BLBG: Copper Declines on Speculation Supply Is Ample in China, Biggest Consumer
Copper fell in London on speculation that supply is ample in China, the world’s largest consumer, and steps by the country’s government to cool economic growth may further slow demand.
Metals supply is adequate in China and a “price spike” is unlikely before the Lunar New Year, Goldman Sachs Group Inc. said in a report. Metals also declined as the euro fell against the dollar on concern Europe’s debt crisis will worsen even as finance ministers meet today to hammer out a new strategy to stem the contagion.
“We believe it’s too early for deficit-driven price spikes, and prices are likely at the high end of near-term ranges across the complex,” Goldman Sachs analyst Jeffrey Currie said in the report.
Copper for delivery in three months dropped $61, or 0.6 percent, to $9,589 a metric ton at 9:45 a.m. on the London Metal Exchange. Copper for delivery in March declined 0.7 percent to $4.3815 a pound on the Comex in New York. All of the six main metals traded on the LME retreated except tin.
The People’s Bank of China told lenders on Jan. 14 to hold more deposits as reserves, lifting required ratios for the fourth time in two months. Gains in the nation’s property prices slowed for an eighth month in December after the government expanded measures to limit the risk of asset bubbles in the world’s fastest-growing major economy.
Weaker Usage Growth
Growth in Chinese copper consumption may almost halve this year as government measures to restrict monetary expansion cool demand, Michael Jansen, metals strategist at JPMorgan Securities Ltd., said at a conference in Shanghai on Jan. 15. Real demand is likely to gain about 7 percent to 7.88 million tons, down from 13 percent in 2010, Jansen said.
China’s copper demand growth may be at least 6 percent this year compared with 10 percent in 2010, Bonnie Liu, an analyst at Macquarie Group Ltd., said at the same conference. Demand may reach 7.74 million tons, Liu said.
The U.S. Dollar Index, a six-currency gauge of the greenback’s strength, added as much as 0.5 percent. A stronger dollar saps demand for raw materials as an alternative investment and makes metals priced in the currency more expensive in terms of other monies.

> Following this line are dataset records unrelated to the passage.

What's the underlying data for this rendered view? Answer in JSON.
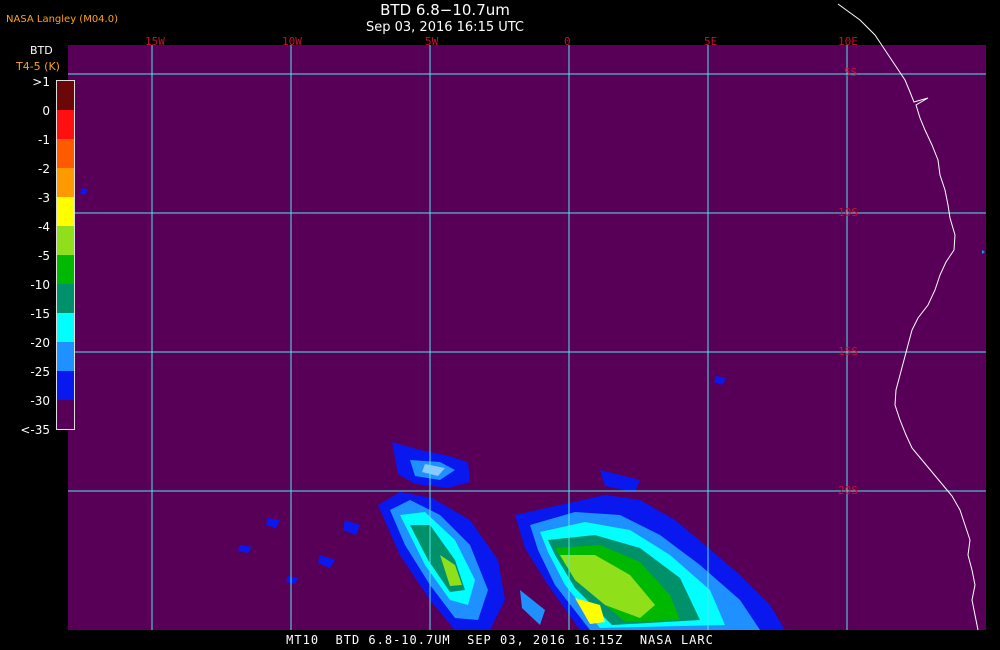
{
  "header": {
    "title": "BTD 6.8−10.7um",
    "subtitle": "Sep 03, 2016 16:15 UTC",
    "org": "NASA Langley (M04.0)"
  },
  "legend": {
    "title": "BTD",
    "unit": "T4-5 (K)",
    "ticks": [
      ">1",
      "0",
      "-1",
      "-2",
      "-3",
      "-4",
      "-5",
      "-10",
      "-15",
      "-20",
      "-25",
      "-30",
      "<-35"
    ],
    "colors": [
      "#6b0707",
      "#ff1010",
      "#ff5a00",
      "#ff9900",
      "#ffff00",
      "#8fe01a",
      "#00b800",
      "#00906a",
      "#00ffff",
      "#1e90ff",
      "#0a18f0",
      "#580058"
    ]
  },
  "map": {
    "background_color": "#580058",
    "grid_color": "#50e6e6",
    "coast_color": "#ffffff",
    "lon_labels": [
      "15W",
      "10W",
      "5W",
      "0",
      "5E",
      "10E"
    ],
    "lat_labels": [
      "5S",
      "10S",
      "15S",
      "20S"
    ]
  },
  "footer": {
    "text": "MT10  BTD 6.8-10.7UM  SEP 03, 2016 16:15Z  NASA LARC"
  }
}
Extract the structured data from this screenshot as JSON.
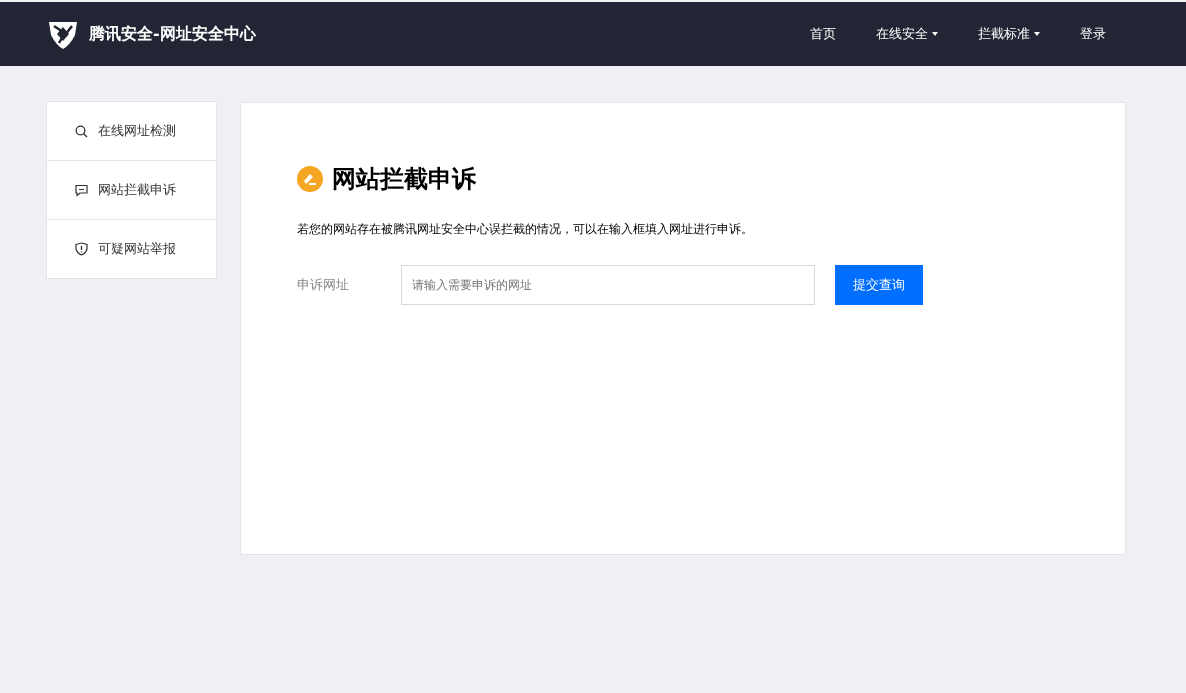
{
  "header": {
    "brand": "腾讯安全-网址安全中心",
    "nav": [
      {
        "label": "首页",
        "dropdown": false
      },
      {
        "label": "在线安全",
        "dropdown": true
      },
      {
        "label": "拦截标准",
        "dropdown": true
      },
      {
        "label": "登录",
        "dropdown": false
      }
    ]
  },
  "sidebar": {
    "items": [
      {
        "label": "在线网址检测",
        "kind": "search"
      },
      {
        "label": "网站拦截申诉",
        "kind": "appeal"
      },
      {
        "label": "可疑网站举报",
        "kind": "report"
      }
    ]
  },
  "main": {
    "title": "网站拦截申诉",
    "description": "若您的网站存在被腾讯网址安全中心误拦截的情况，可以在输入框填入网址进行申诉。",
    "field_label": "申诉网址",
    "placeholder": "请输入需要申诉的网址",
    "submit": "提交查询"
  }
}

Orders to draw copper from LME stocks, or canceled warrants, fell for a fourth day today, dropping 2.4 percent to 31,875 tons, daily exchange figures showed. Copper inventories gained 0.7 percent, the most since Dec. 30, to 379,000 tons.
Fewer Bullish Bets
Hedge-fund managers and other large speculators decreased their net-long position in New York copper futures in the week ended Jan. 11, according to U.S. Commodity Futures Trading Commission data.
Speculative long positions, or bets prices will rise, outnumbered short positions by 30,107 contracts on the Comex, the commission said Jan. 14. Net-long positions fell by 1,506 contracts, or 5 percent, from a week earlier.
Nickel for three-month delivery on the LME slid 0.9 percent to $25,649 a ton. “We still see strong downside risks to nickel prices as the year progresses,” said Currie of Goldman Sachs.
Tin added 0.1 percent to $26,890 a ton. The best performer last year among the six main LME metals may rally to a record $40,000 as global supply might lag behind demand until at least 2013, according to Malaysia Smelting Corp. Prices reached an all-time high of $27,500 on Nov. 9.
Aluminum declined 0.7 percent to $2,454 a ton, lead fell 0.6 percent to $2,663 a ton and zinc dropped 0.6 percent to $2,442 a ton.